The traditional American home, consisting of a Mom, Dad, two kids and a dog is no longer considered typical. Today, there are many families with more than one generation residing together, under one roof. This can be the result of an aging parent or parents needing to move in with adult children for care, or a young adult moving back home for support. As you might expect, there are advantages and disadvantages to this living arrangement. Read on to learn more:


Pros

  • Can Make Life Easier: If childcare or elder care is an issue, having grandparents reside in the same home as their adult children and grandchildren can be advantageous. This makes the issue of daycare and/or after school care obsolete and saves significant money when compared to assisted living facilities. When an elderly parent needs extra care, moving them into an adult child’s home can also save the family a great deal of time. No longer is the middle generation pulled between their parent’s need for care and being present with their children.

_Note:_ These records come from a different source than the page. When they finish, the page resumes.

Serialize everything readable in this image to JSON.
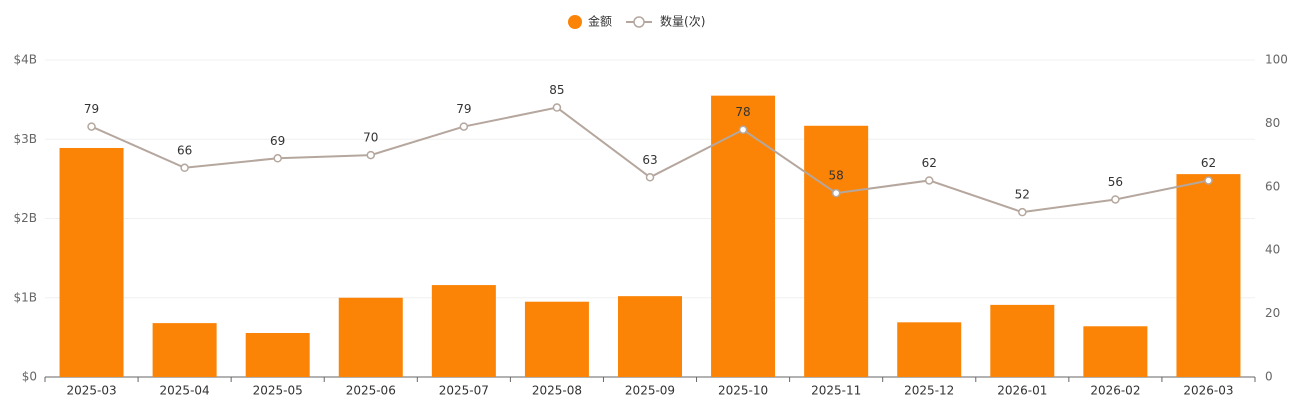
{
  "chart_data": {
    "type": "bar-line",
    "categories": [
      "2025-03",
      "2025-04",
      "2025-05",
      "2025-06",
      "2025-07",
      "2025-08",
      "2025-09",
      "2025-10",
      "2025-11",
      "2025-12",
      "2026-01",
      "2026-02",
      "2026-03"
    ],
    "series": [
      {
        "name": "金额",
        "type": "bar",
        "color": "#fb8305",
        "values": [
          2890000000,
          680000000,
          555000000,
          1000000000,
          1160000000,
          950000000,
          1020000000,
          3550000000,
          3170000000,
          690000000,
          910000000,
          640000000,
          2560000000
        ]
      },
      {
        "name": "数量(次)",
        "type": "line",
        "axis": "y2",
        "color": "#b5a79e",
        "values": [
          79,
          66,
          69,
          70,
          79,
          85,
          63,
          78,
          58,
          62,
          52,
          56,
          62
        ]
      }
    ],
    "ylim": [
      0,
      4000000000
    ],
    "yticks": [
      {
        "value": 0,
        "label": "$0"
      },
      {
        "value": 1000000000,
        "label": "$1B"
      },
      {
        "value": 2000000000,
        "label": "$2B"
      },
      {
        "value": 3000000000,
        "label": "$3B"
      },
      {
        "value": 4000000000,
        "label": "$4B"
      }
    ],
    "y2lim": [
      0,
      100
    ],
    "y2ticks": [
      0,
      20,
      40,
      60,
      80,
      100
    ],
    "grid": true
  }
}
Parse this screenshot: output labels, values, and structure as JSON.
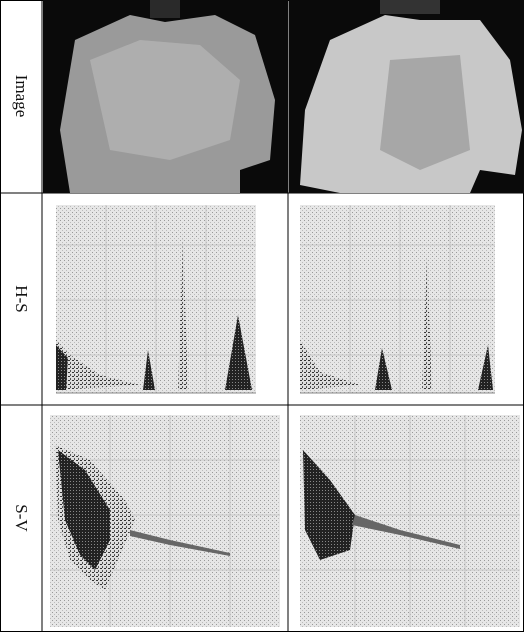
{
  "figure": {
    "rows": [
      {
        "label": "Image"
      },
      {
        "label": "H-S"
      },
      {
        "label": "S-V"
      }
    ]
  }
}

It is also beneficial for the elderly parent to no longer be living alone, which is often lonely.
  • It’s Actually Going Back to The Country’s Roots: Although we might consider it a new trend, families of several generations living together was actually pretty common before World War II. There is a lot of wisdom to be gleaned from older generations. Their beliefs and advice is valuable beyond measure for younger generations just starting out in life.

Cons

  • Can be Difficult to Set Boundaries: Although having grandpa and grandma right there can be great in some respects, there must be clear boundaries set at the beginning to avoid conflict. Who do the kids listen to? All the adults, their parents, their grandparents? Can grandparents overrule the parents, what about parents overruling the grandparents, who has the final say? All this needs to be sorted out, before the families move in together. As it relates to an adult child moving back in with mom in dad, the same is true. Boundaries need to be set first. Does an adult child have a curfew? Are they required to help around the house?
  • Finances Can Get Sticky: Another potentially problematic issue that can come up with multi-generational living are finances. How are they shared? Who pays for what? Does the mortgage payment responsibility fall only on the middle generation? What about any benefits grandpa and grandpa might be getting? Should they be contributing to the household fund? How is food divided, who pays for groceries? All the details involving money need to be decided ahead of time, written out and signed by all responsible parties. It might seem silly, but it’s a good idea to get all this stuff out in the open beforehand. Otherwise, you might end up with a nightmare situation on your hands and no easy way to get out of it.

Multi-generational living has its advantages and disadvantages. It isn’t the right decision for every family, but can be a great choice for others. If you are considering it, keep in mind, plan out the details, before the move in for the best chance of success.